The DOR of the current model is approximated as 196.75, which is a mean value of DOR considered for cross-validation for k as 2, 4, 8, and 10 in the experimentation process. The DOR values are assessed from the confusion matrix obtained on experimentation over the dataset, with 30% as the testing partition.

Practical implications and future directions

Many methods have been developed over the last decade to aid in diagnosis and guide treatment decisions, but each method has its own set of advantages and disadvantages that prevent it from being used on its own. Recognizing the molecular diversity of a malignancy is essential for developing an effective therapeutic strategy. Different subgroups need different forms of systemic treatment and prognosis, making rapid categorization essential. Predictive and prognostic biomarkers from genomes, metabolic engineering, and proteomic of BC have formed the basis for a number of multigene tests that may be used to catch the disease early and tailor therapy accordingly. Because these multifunctional platforms may be utilised for the simultaneous identification, therapy, and monitoring of tumours, theranostics has emerged as a key tool in personalised medicine. Nanotheranostic formulations have unquestionable promise, but there are a number of considerations that must be made throughout development, testing, and implementation. The screening process and clinical outcomes community has a significant issue from the overdiagnosis of malignant tumours whose clinical relevance is uncertain. The screening process and clinical outcomes community has a significant issue from the overdiagnosis of malignant tumours whose clinical relevance is uncertain. More detailed image screening reports and disease progression will be available from future modelling work stratified by ductal carcinoma grade, genetic subtype, and intrinsic variables including breast cancer history in the family. There is great scope for research in the file of ductal carcinoma diagnosis by integrating the Electronic Healthcare Records (EHR), genomic sequences and imaging modularities would assist in precise diagnosis of the abnormality in the earlier stages.

Concluding remarks

The current study on Ductal Carcinoma from the 2D Tissue Slides model is critical in personalized medicine because they help to identify high-risk people early on based on established disease-related risk factors. The proposed FastAI-driven ResNet-32 model has proven a comparable performance with faster computational efficiency. The study has shown that the models could learn complicated clinical information from images and distinguish tumor slides. The models were evaluated with divergent performance evaluation metrics. The model has proven to be more effective, with an accuracy of 93.6% on experimenting over the portion of the Invasive Ductal Carcinoma dataset. In the current study, the original size of tissue slide images is 50 × 50 and they are further downsampled to 32 × 32 size image for processing, that would result in missingout significant information from the images and that would compromise the performance of the model. The size of input image is also a concern for the applications in the healthcare and medical domains.

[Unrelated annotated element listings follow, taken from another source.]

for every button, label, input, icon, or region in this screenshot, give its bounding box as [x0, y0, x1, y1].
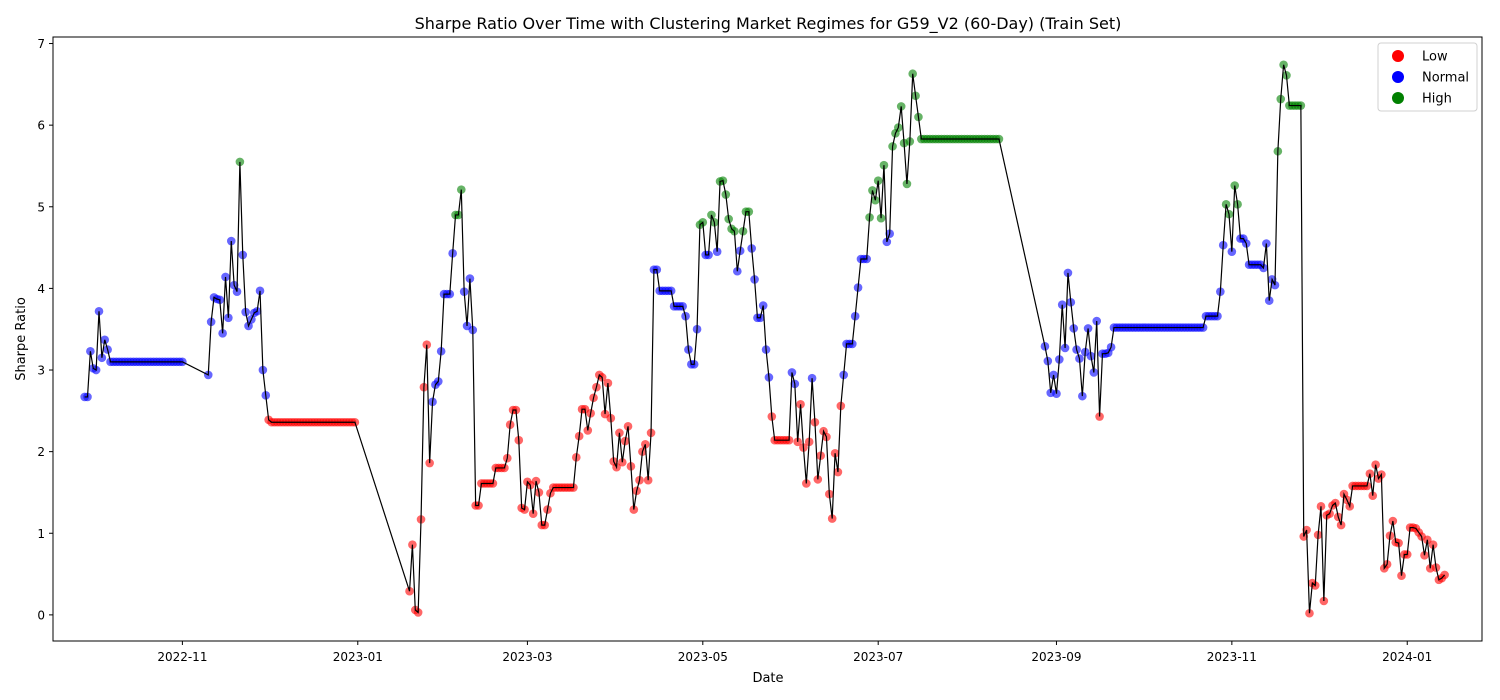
legend-marker-low: [1392, 50, 1404, 62]
legend-label-high: High: [1422, 92, 1452, 107]
chart-title: Sharpe Ratio Over Time with Clustering M…: [415, 14, 1122, 34]
legend: Low Normal High: [1377, 42, 1478, 112]
x-axis: 2022-11 2023-01 2023-03 2023-05 2023-07 2023-…: [157, 641, 1432, 664]
x-tick-label: 2023-09: [1031, 650, 1081, 664]
x-tick-label: 2023-03: [502, 650, 552, 664]
y-tick-label: 5: [37, 200, 45, 214]
y-axis: 0 1 2 3 4 5 6 7: [37, 37, 53, 622]
legend-marker-high: [1392, 92, 1404, 104]
legend-label-low: Low: [1422, 50, 1448, 65]
sharpe-ratio-line: [84, 64, 1446, 614]
x-tick-label: 2024-01: [1382, 650, 1432, 664]
legend-marker-normal: [1392, 71, 1404, 83]
y-tick-label: 4: [37, 282, 45, 296]
x-tick-label: 2023-11: [1207, 650, 1257, 664]
x-axis-label: Date: [752, 671, 783, 686]
x-tick-label: 2023-05: [678, 650, 728, 664]
axes-frame: [52, 36, 1483, 642]
y-tick-label: 3: [37, 364, 45, 378]
y-tick-label: 7: [37, 37, 45, 51]
y-tick-label: 0: [37, 608, 45, 622]
x-tick-label: 2022-11: [157, 650, 207, 664]
x-tick-label: 2023-07: [853, 650, 903, 664]
legend-frame: [1377, 42, 1478, 112]
y-tick-label: 2: [37, 445, 45, 459]
y-axis-label: Sharpe Ratio: [14, 297, 29, 381]
y-tick-label: 6: [37, 119, 45, 133]
x-tick-label: 2023-01: [333, 650, 383, 664]
legend-label-normal: Normal: [1422, 71, 1469, 86]
y-tick-label: 1: [37, 527, 45, 541]
plot-area: [80, 60, 1449, 618]
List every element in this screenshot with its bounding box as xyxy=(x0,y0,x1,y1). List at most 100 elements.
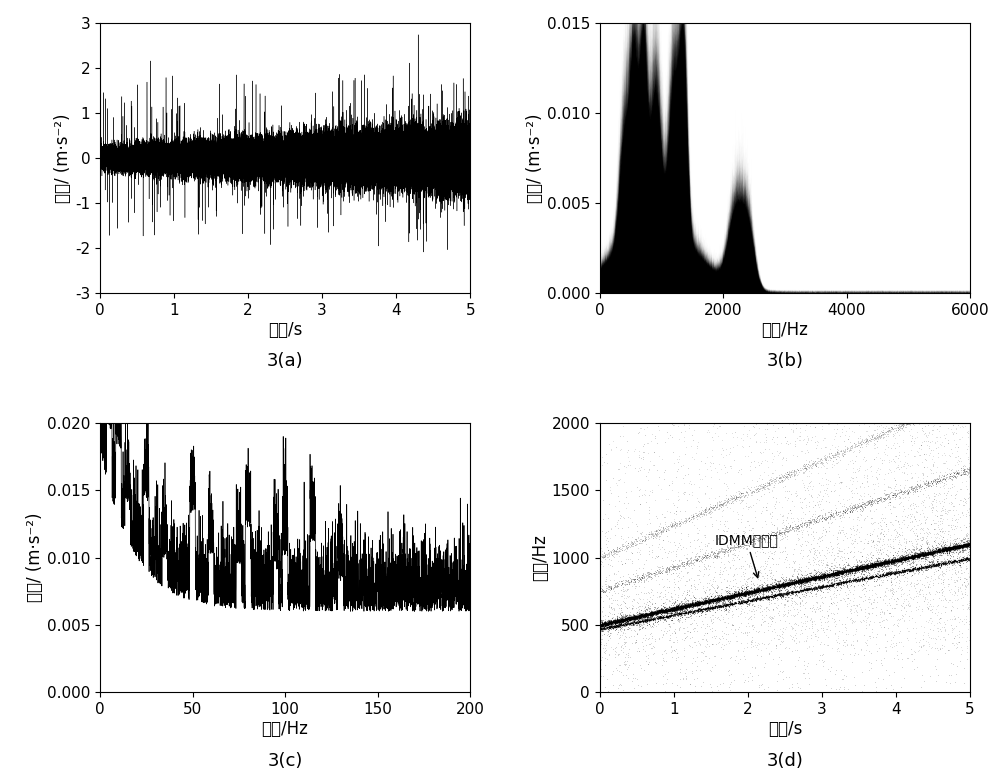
Point xyxy=(813,572,829,584)
Point xyxy=(876,557,892,569)
Point xyxy=(687,598,703,611)
Point xyxy=(696,596,712,608)
Point xyxy=(960,552,976,565)
Point xyxy=(718,589,734,601)
Point xyxy=(863,571,879,584)
Point xyxy=(655,605,671,618)
Point xyxy=(939,543,955,555)
Point xyxy=(831,545,847,557)
Point xyxy=(687,599,703,612)
Point xyxy=(937,541,953,554)
Point xyxy=(897,485,913,498)
Point xyxy=(744,598,760,610)
Point xyxy=(773,590,789,602)
Point xyxy=(842,506,858,518)
Point xyxy=(767,584,783,597)
Point xyxy=(638,469,654,482)
Point xyxy=(829,644,845,657)
Point xyxy=(854,501,870,513)
Point xyxy=(676,435,692,447)
Point xyxy=(701,506,717,518)
Point xyxy=(745,585,761,598)
Point xyxy=(879,567,895,580)
Point xyxy=(858,559,874,572)
Point xyxy=(744,586,760,598)
Point xyxy=(919,601,935,613)
Point xyxy=(705,602,721,615)
Point xyxy=(899,632,915,644)
Point xyxy=(704,506,720,518)
Point xyxy=(705,573,721,585)
Point xyxy=(910,548,926,560)
Point xyxy=(724,591,740,604)
Point xyxy=(887,566,903,578)
Point xyxy=(614,576,630,589)
Point xyxy=(901,416,917,429)
Point xyxy=(755,583,771,595)
Point xyxy=(893,548,909,561)
Point xyxy=(781,573,797,586)
Point xyxy=(727,593,743,605)
Point xyxy=(896,564,912,576)
Point xyxy=(667,605,683,618)
Point xyxy=(955,416,971,429)
Point xyxy=(920,416,936,429)
Point xyxy=(639,612,655,624)
Point xyxy=(782,471,798,483)
Point xyxy=(667,588,683,601)
Point xyxy=(738,485,754,498)
Point xyxy=(758,501,774,513)
Point xyxy=(753,580,769,592)
Point xyxy=(746,605,762,618)
Point xyxy=(722,494,738,506)
Point xyxy=(624,617,640,629)
Point xyxy=(859,562,875,574)
Point xyxy=(703,546,719,559)
Point xyxy=(960,538,976,550)
Point xyxy=(639,615,655,627)
Point xyxy=(708,594,724,606)
Point xyxy=(703,457,719,469)
Point xyxy=(750,482,766,495)
Point xyxy=(950,541,966,553)
Point xyxy=(873,429,889,441)
Point xyxy=(855,560,871,573)
Point xyxy=(774,475,790,488)
Point xyxy=(693,596,709,608)
Point xyxy=(635,615,651,628)
Point xyxy=(726,590,742,602)
Point xyxy=(885,585,901,598)
Point xyxy=(961,553,977,566)
Point xyxy=(601,548,617,560)
Point xyxy=(690,605,706,617)
Point xyxy=(887,486,903,499)
Point xyxy=(633,605,649,617)
Point xyxy=(669,594,685,606)
Point xyxy=(805,640,821,652)
Point xyxy=(675,541,691,553)
Point xyxy=(733,586,749,598)
Point xyxy=(915,591,931,603)
Point xyxy=(639,613,655,626)
Point xyxy=(829,550,845,562)
Point xyxy=(632,609,648,622)
Point xyxy=(760,593,776,605)
Point xyxy=(659,581,675,594)
Point xyxy=(744,585,760,598)
Point xyxy=(877,483,893,496)
Point xyxy=(899,563,915,576)
Point xyxy=(775,579,791,591)
Point xyxy=(847,564,863,576)
Point xyxy=(718,599,734,612)
Point xyxy=(872,533,888,545)
Point xyxy=(709,501,725,513)
Point xyxy=(781,577,797,590)
Point xyxy=(911,549,927,562)
Point xyxy=(882,562,898,574)
Point xyxy=(644,483,660,496)
Point xyxy=(825,569,841,582)
Point xyxy=(813,584,829,596)
Point xyxy=(755,589,771,601)
Point xyxy=(733,596,749,608)
Point xyxy=(940,519,956,531)
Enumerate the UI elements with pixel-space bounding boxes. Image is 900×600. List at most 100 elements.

In the recent times in the healthcare domain, especially in cases of the diagnostic models the model, there is significant demand for the explainable models. Using Explainable Artificial Intelligence (XAI) techniques in feature selection and probability assessment in the classification process would make the decision making models interpretable. It is necessary to develop a self-learning model with feature engineering that would assist in working with the divergent feature set for precise classification of the abnormal slides. Moreover, the population size from where the slides are acquired is significantly important to training the model with divergent cases of abnormality. The study is limited to classification, and the survival analysis would further assist in analyzing the impact of the tumor growth on the individual.